Travelogue Slacker

Yes, okay, so I am a slacker. I am trying to catch up. See, here’s the
problem. I truly believe in a process-based approach to writing, for
everyone except me. My writing is supposed to be complete and perfect
before anyone reads it. So, in tengrrl world, all the travelogues need to
be perfect and up to date before I share them.

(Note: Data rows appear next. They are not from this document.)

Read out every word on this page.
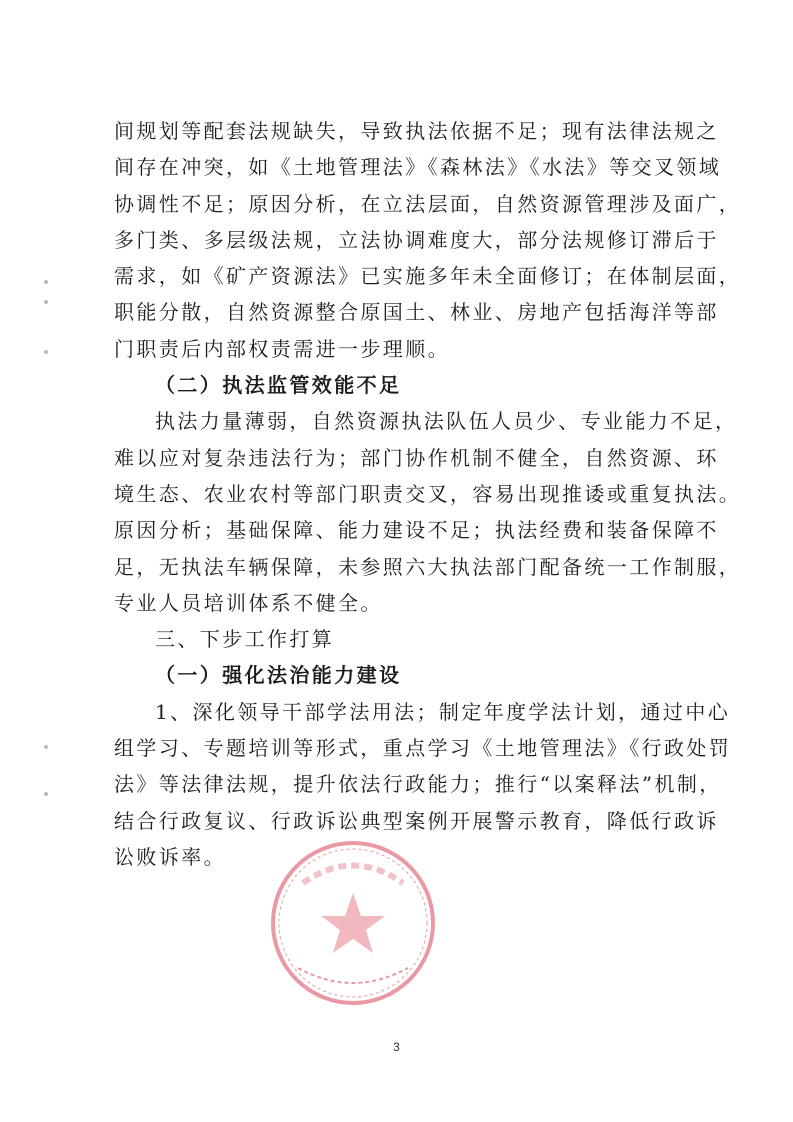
间规划等配套法规缺失，导致执法依据不足；现有法律法规之
间存在冲突，如《土地管理法》《森林法》《水法》等交叉领域
协调性不足；原因分析，在立法层面，自然资源管理涉及面广，
多门类、多层级法规，立法协调难度大，部分法规修订滞后于
需求，如《矿产资源法》已实施多年未全面修订；在体制层面，
职能分散，自然资源整合原国土、林业、房地产包括海洋等部
门职责后内部权责需进一步理顺。
（二）执法监管效能不足
执法力量薄弱，自然资源执法队伍人员少、专业能力不足，
难以应对复杂违法行为；部门协作机制不健全，自然资源、环
境生态、农业农村等部门职责交叉，容易出现推诿或重复执法。
原因分析；基础保障、能力建设不足；执法经费和装备保障不
足，无执法车辆保障，未参照六大执法部门配备统一工作制服，
专业人员培训体系不健全。
三、下步工作打算
（一）强化法治能力建设
1、深化领导干部学法用法；制定年度学法计划，通过中心
组学习、专题培训等形式，重点学习《土地管理法》《行政处罚
法》等法律法规，提升依法行政能力；推行“以案释法”机制，
结合行政复议、行政诉讼典型案例开展警示教育，降低行政诉
讼败诉率。
3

Dr. Cheryl Ball, gizmologist from Utah State Universe, says the following
in response, reformatted as a list of ten:

  1. Just post the damned thing.
  2. You are denying your public. We are hungry for your words.
  3. No one really cares that it’s a week late.
  4. You’re pissing me off. Now go away so I can get work done.
  5. Really.
  6. Quit your needy shit and get out of here.
  7. Look, bitch, I’m busy. Publish the damned thing.
  8. If you don’t move along soon, I’m calling the cops.
  9. Woman, you have about three more seconds before I call Alex.
  10. Gizmo! Attack!

Based on this interaction, I was compelled to publish my travelogue
from the first day of CIWIC today. It’s okay. They tell me that they can get the blood off the keyboard, and I’ll only need a small transfusion. As if the pain of backdating things isn’t enough. Damn that vole killer.